I did call 911. As it turned out, he hadn’t had a stroke (or COVID). Tests found evidence that the cancer’s return affected speech. Reducing his calcium levels cleared up much of the immediate problem.
But during his three days in the hospital, neither I nor other caregivers were allowed to visit. The busy doctors offered us disjointed reports of what was going on — when they bothered (or had the minutes) to call at all.
Upon his return, we immediately signed up for services provided by Visiting Nurse & Hospice of Fairfield County in Connecticut. When you do that, emergency calls no longer go to 911 but to a number answered 24 hours a day by a hospice nurse.

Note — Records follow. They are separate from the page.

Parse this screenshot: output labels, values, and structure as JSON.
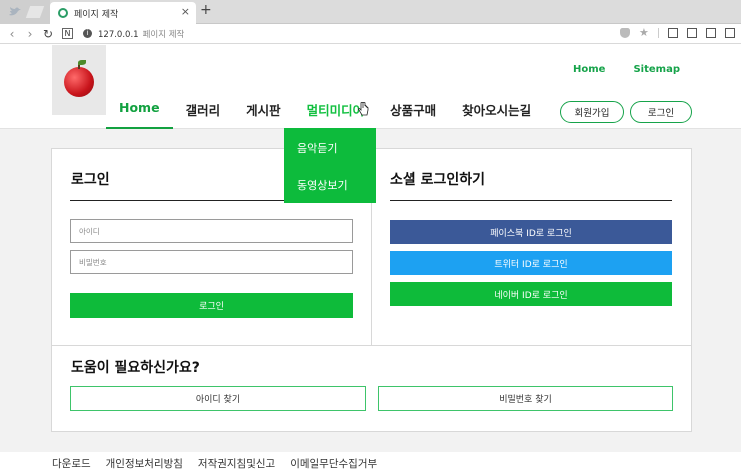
{
  "browser": {
    "tab_title": "페이지 제작",
    "tab_close": "×",
    "new_tab": "+",
    "url": "127.0.0.1",
    "url_page_name": "페이지 제작",
    "back": "‹",
    "forward": "›",
    "reload": "↻",
    "n_badge": "N",
    "info": "i",
    "star": "★"
  },
  "header": {
    "top_links": [
      "Home",
      "Sitemap"
    ],
    "nav": [
      "Home",
      "갤러리",
      "게시판",
      "멀티미디어",
      "상품구매",
      "찾아오시는길"
    ],
    "join_label": "회원가입",
    "login_label": "로그인"
  },
  "dropdown": [
    "음악듣기",
    "동영상보기"
  ],
  "login_section": {
    "title": "로그인",
    "id_placeholder": "아이디",
    "pw_placeholder": "비밀번호",
    "login_button": "로그인"
  },
  "social_section": {
    "title": "소셜 로그인하기",
    "facebook": "페이스북 ID로 로그인",
    "twitter": "트위터 ID로 로그인",
    "naver": "네이버 ID로 로그인"
  },
  "help_section": {
    "title": "도움이 필요하신가요?",
    "find_id": "아이디 찾기",
    "find_pw": "비밀번호 찾기"
  },
  "footer": [
    "다운로드",
    "개인정보처리방침",
    "저작권지침및신고",
    "이메일무단수집거부"
  ],
  "colors": {
    "brand_green": "#0ebb3a",
    "facebook": "#3b5998",
    "twitter": "#1da1f2"
  }
}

When patients are nearing the end, hospice care emphasizes comfort and quality of life over harsh medical interventions. People in hospice often live longer than those undergoing radical treatments that weaken the body.
It may sound as though home hospice provided an island of calm far from the COVID front lines. It was far preferable to the harried and largely impersonal treatment in a hospital that focuses on keeping people alive at all costs.
But the virus made even home care with superb help complicated. Two appointments with his palliative care doctor had to be done via video calls. She did her best to assess what he needed but could not obtain important information only observable in a face-to-face consultation — things like checking the heart and weakness in the legs.
The hospice workers themselves face new challenges. Some family members are afraid to even have them in the house.
“I have one couple, both elderly,” Jennifer Pool, a social worker with Visiting Nurse told me. “The wife is the caregiver right now.” The woman asked her, “Should I have the aide come? I don’t want to be the one to be responsible” for letting in the virus. And many such spouses are themselves older and medically vulnerable.
Frail elderly people may also fear allowing family to visit. And family members may share their concern.
Social distancing has forced hospices to cancel some of their services. They don’t do massages these days, and it’s difficult to offer spiritual guidance.
When the person dies, one can’t safely hold a funeral if it draws a large crowd. A funeral home director told me that many families are announcing that a service will be held at some future date.
Those left behind may have to mourn their loss in isolation. Bereavement groups can’t meet in person. Caring and grieving have always been arduous work. As with so many other life events, the pandemic has made it all that much harder.